I'm a grump when it comes to All-Star Weekend. The dunk contest was always kind of stupid, but it's now reached new lows of unwatchability. When the winning entry is a copy of a dunk Dee Brown did 13 years ago, which was probably a copy of an in-game Dr. J dunk in itself there's nothing more I need to see. The NBA dunk contest is their equivalent of figure skating. The only contest that really generates any interest to me is the 3 point shootout and even that's usually a minor thrill. Washburn has an interesting idea:

Since giving money to millionaires would be ridiculous, how about he give the winner a trophy and they exchange the trophy every time there is a chance[sic] in winner. As a Cal grad, I was seething every time Stanford won "the Axe" from Cal, which happened four of my five years there. The award served as a symbol of the rivalry, and that does not exist in the NBA.

Rashard Lewis has fired his old agents the Poston brothers and signed up with Tony Dutt, who is best known for representing Shawn Kemp in his Seattle days. He would be pretty much their only client of note in the NBA.

Sonics are retiring Tom Chambers' number? Oh, yeah Spencer Haywood's ...

“I got heavily into Seattle,” Haywood recalled in his 1992 autobiography. “I bought a piece of a small black radio station, KYAC, and hired a very hip young disc jockey named Spencer Haywood to spin jazz tunes two hours a night on weekends. I took courses at the University of Washington in the offseason – history, literature, political science. I ran a free basketball camp for kids and helped raise funds for sickle-cell anemia research.

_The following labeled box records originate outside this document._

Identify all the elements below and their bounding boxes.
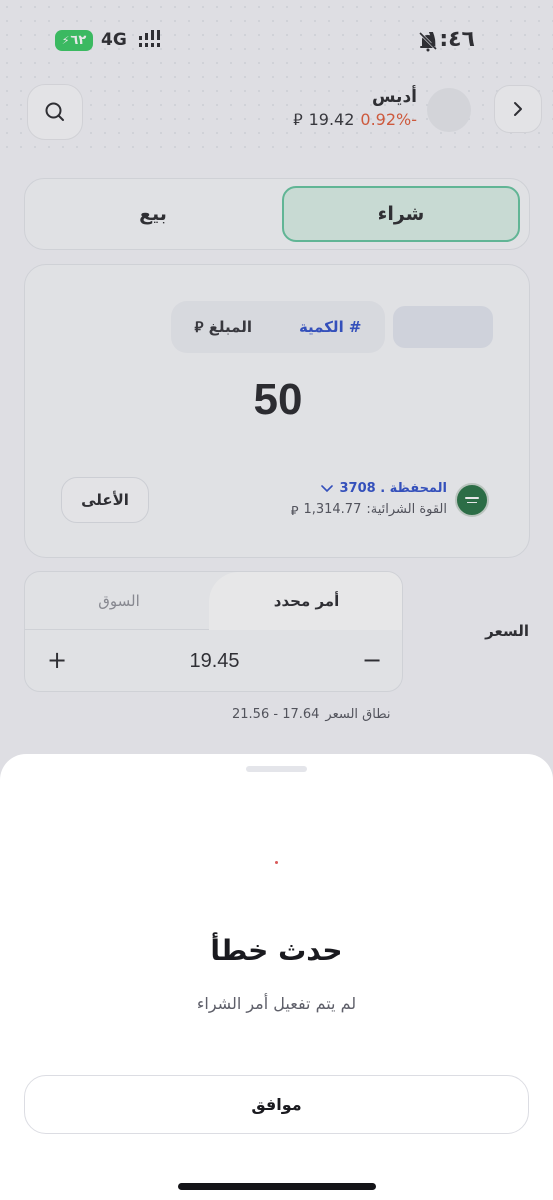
home-indicator[interactable]: [178, 1183, 376, 1190]
error-message: لم يتم تفعيل أمر الشراء: [196, 994, 357, 1013]
error-bottom-sheet: حدث خطأ لم يتم تفعيل أمر الشراء موافق: [0, 754, 553, 1200]
ok-button[interactable]: موافق: [24, 1075, 529, 1134]
error-indicator-dot: [275, 861, 278, 864]
sheet-drag-handle[interactable]: [246, 766, 307, 772]
error-title: حدث خطأ: [210, 934, 343, 967]
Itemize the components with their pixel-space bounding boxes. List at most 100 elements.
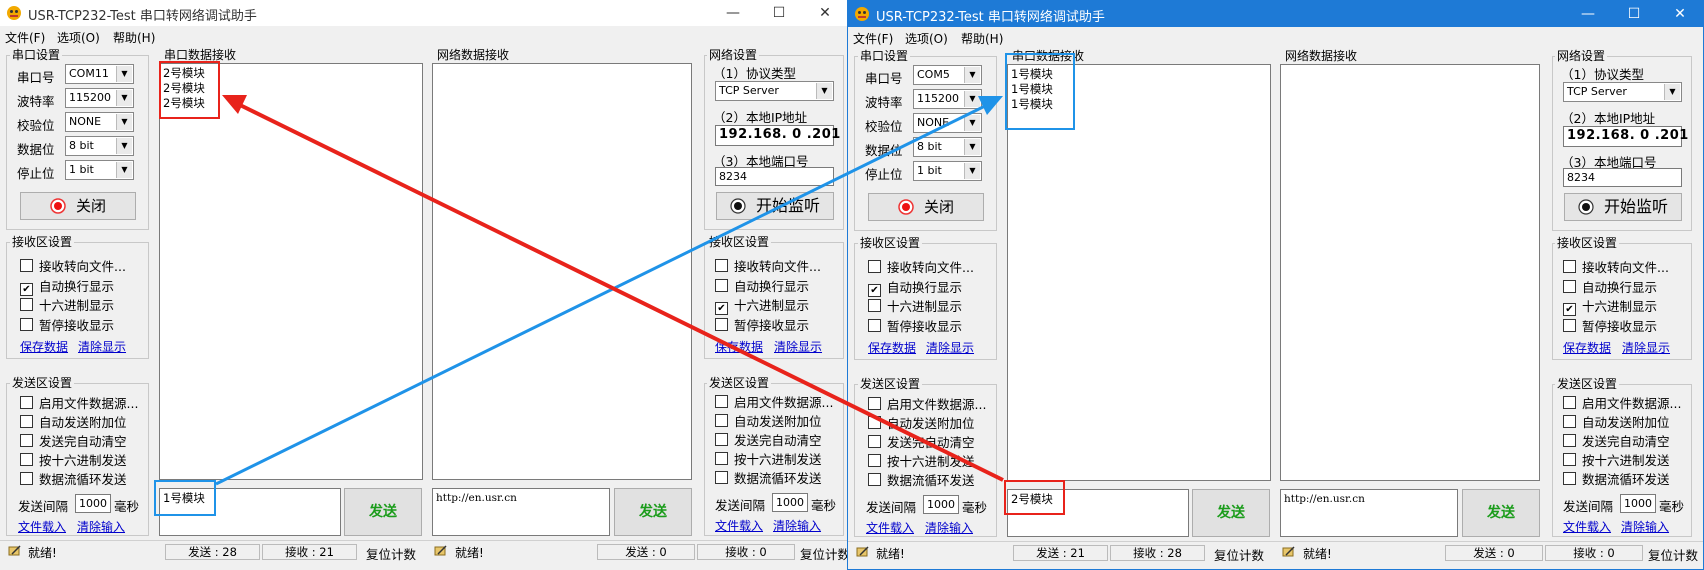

“I loved Seattle, loved the people. Many afternoons I got in my car and drove downtown to cruise 23rd Street. Everyone knew me and I’d wind up cruising with a car full of kids. I did have to trade in the big Cadillac for a Mercedes, though. The Caddy was not the right car for this town.”

On Jan. 7, 1976, Haywood returned to the Seattle Center Coliseum with the Knicks. The fourth sellout crowd of the season jammed the arena, and the fans did not buy tickets to monitor the progress of Eugene Short.

“I would find out,” Haywood wrote, “just how bitter that parting had been. When they introduced me before the game, the fans booed me so hard and long that they had to hold up the start of the game. It was the ugliest booing I’d ever heard anywhere. The team was going bad and the crowd took it out on me, called me terrible names, threw things. My sister and brother were in the stands, crying.”

Welcome to friendly, open metronatural Seattle Spence ... You can check out any time you like, but you can never leave.

Don't forget to head out to Willows Run today if you can!